28.01.2009

Regard

Il y a des textes que nous croisons sur internet et qui sont des perles.  Auteur inconnu....

Nous pouvons avoir tous les moyens de communication du monde, mais rien, absolument rien, ne remplace le regard de l’être humain.

 

08.08.2006

Inespérance

Une amie m’écrivait : « J’ai appris beaucoup, ouvrir son cœur, c’est se rendre vulnérable »

J’aurais envie de lui dire que je ne sais pas. Et si ouvrir son cœur s’était la seule solution possible.
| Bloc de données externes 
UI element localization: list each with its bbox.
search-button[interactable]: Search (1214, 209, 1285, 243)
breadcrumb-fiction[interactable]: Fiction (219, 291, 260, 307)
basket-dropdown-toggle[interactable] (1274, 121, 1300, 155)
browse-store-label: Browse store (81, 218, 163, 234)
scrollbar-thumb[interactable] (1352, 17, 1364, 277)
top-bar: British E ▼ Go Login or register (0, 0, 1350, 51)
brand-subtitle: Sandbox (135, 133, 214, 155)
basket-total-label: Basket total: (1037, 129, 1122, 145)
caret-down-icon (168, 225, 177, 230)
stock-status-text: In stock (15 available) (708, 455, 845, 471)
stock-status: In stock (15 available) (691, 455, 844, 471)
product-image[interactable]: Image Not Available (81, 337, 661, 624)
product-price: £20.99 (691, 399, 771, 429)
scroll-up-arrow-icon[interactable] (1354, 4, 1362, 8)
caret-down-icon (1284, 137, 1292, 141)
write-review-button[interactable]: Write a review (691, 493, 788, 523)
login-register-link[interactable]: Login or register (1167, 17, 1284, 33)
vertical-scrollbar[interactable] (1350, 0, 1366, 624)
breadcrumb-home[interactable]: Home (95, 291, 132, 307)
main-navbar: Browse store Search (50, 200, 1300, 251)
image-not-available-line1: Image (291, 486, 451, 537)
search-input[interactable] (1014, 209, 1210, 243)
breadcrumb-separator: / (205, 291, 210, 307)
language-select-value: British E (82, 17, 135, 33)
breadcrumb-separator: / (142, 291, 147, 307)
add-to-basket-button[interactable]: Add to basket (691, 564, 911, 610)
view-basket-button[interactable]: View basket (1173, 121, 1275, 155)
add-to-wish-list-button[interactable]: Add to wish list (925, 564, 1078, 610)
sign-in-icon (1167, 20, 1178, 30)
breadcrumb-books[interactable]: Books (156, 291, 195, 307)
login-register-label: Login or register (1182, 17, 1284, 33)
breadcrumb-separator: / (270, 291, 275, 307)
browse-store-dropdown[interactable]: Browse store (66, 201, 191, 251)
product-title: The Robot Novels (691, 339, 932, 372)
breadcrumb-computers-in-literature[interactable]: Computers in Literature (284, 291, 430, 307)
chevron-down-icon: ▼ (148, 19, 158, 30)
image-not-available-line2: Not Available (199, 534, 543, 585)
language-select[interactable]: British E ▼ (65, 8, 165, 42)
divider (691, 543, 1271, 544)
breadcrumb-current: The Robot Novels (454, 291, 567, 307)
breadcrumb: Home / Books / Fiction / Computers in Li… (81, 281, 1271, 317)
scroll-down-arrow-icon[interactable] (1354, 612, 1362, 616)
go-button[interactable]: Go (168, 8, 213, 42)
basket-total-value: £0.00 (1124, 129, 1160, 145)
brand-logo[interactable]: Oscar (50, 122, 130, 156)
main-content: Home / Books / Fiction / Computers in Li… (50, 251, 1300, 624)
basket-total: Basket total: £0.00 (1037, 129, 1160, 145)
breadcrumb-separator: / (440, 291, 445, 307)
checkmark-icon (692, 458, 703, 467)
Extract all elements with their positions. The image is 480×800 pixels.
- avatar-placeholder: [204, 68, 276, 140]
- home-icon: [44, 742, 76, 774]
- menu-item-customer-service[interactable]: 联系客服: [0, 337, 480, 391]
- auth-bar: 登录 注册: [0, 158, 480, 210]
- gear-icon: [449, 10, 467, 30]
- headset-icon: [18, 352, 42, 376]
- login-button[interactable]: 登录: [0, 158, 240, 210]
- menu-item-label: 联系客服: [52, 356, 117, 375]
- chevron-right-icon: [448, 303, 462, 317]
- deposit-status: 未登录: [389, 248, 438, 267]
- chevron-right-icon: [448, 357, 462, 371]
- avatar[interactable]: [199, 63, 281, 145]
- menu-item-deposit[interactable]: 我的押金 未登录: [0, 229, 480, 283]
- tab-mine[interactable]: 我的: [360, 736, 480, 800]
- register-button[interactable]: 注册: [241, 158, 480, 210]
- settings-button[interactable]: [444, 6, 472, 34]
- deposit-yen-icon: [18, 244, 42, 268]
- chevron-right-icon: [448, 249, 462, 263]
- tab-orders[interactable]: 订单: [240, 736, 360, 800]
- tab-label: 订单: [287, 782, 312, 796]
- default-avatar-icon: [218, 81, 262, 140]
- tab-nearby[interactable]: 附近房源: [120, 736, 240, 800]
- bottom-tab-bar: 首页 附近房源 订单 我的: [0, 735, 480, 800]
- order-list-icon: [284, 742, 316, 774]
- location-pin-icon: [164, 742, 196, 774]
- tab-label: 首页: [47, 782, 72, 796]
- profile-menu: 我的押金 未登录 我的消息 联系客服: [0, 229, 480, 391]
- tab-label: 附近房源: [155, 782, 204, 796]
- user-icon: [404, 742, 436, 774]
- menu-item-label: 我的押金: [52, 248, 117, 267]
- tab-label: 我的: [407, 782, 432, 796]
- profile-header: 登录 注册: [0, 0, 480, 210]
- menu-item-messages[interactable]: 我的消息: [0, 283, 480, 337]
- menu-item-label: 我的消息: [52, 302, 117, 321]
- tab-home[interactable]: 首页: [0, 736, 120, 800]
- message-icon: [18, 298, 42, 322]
Si on laissait les portes ouvertes qui pourrait les défoncer ?

Est-ce l’amour que l’on ressent qui blesse ?  N’est-ce pas plutôt la forme que l’on veut qu’il prenne ? N’est ce pas plutôt les gestes, les mots, que l’on attend de l’autre et qui ne viennent pas qui blessent ?

Je t’aime, je te veux. Je te veux sous mes yeux, je te veux à mes côtés. Je t’aime je veux participer à ta vie. Je veux que tu sois là, que nous fassions ceci ou cela ensemble. Je veux être ton bonheur, ta joie.

Et parfois c’est possible…du moins un temps … Être la joie de l’autre, voir ses yeux s’allumer du plaisir de se poser sur notre peau. Être la joie de l’autre, l’entendre rire. Être la joie de l’autre, le faire rire. Être sa joie, son plaisir, plaisir partagé, plaisir donné, plaisir reçu, n’est ce pas cela l’amour, aurais-je envie de dire. Être son refuge aussi, se réfugier dans l’autre. Être son unique plaisir ?

Oui aurais-je envie de dire. Mais je sais que je mens, que je me mens. C’est ce que je voudrais que l’amour soit. Cette image sans égratignure, cette image de partage, de réciprocité.

Mais l’amour est plus grand que cela, plus exigeant aussi. L’amour est plus seul que cela.

L’amour est toujours seul. Il n’existe que dans celui ou celle qui le ressent. Le ressentir est déjà un cadeau de la vie, une vibration intense, souvent imprévue, souvent insensée, mais toujours comme une richesse possible.

L’amour est une porte ouverte. Il s’offre peut-être, ne se donne pas, ne se prend pas.

Non ma belle amie, l’amour ne rend pas fragile, il rend fort. Ce sont les images que l’on projette et qui n’arrivent pas qui nous sont déceptions et souffrance. Ce sont les formes que l’on lui donne et qu’il ne prend pas qui nous sont déchirures. Comme ces toiles toujours imparfaites qui n’arrivent pas à rendre, soit la profondeur, soit la perspective, soit les couleurs de nos délires.

Toi qui peint , tu sais bien….l’amour est le pinceau, la couleur, mais la toile est souvent le pâle reflet de l’élan ressenti. Même quand elle est réussie, quand nous en sommes content, le contentement ne durera qu’un instant. Que ce moment avant que l’on s’attaque à une autre toile et qu’on donne un autre visage a ce que l’on ressent. Si notre amour fait le geste, dit le mot que l’on attend,  ne s’empresse-t-on pas d’attendre un autre geste, un autre mot ?

L’amour est-il élan ou œuvre ?

Inespérance …voila le mot que je voulais inventer pour toi … comme une fleur rare à mettre sur ta peine.  Ne te referme pas.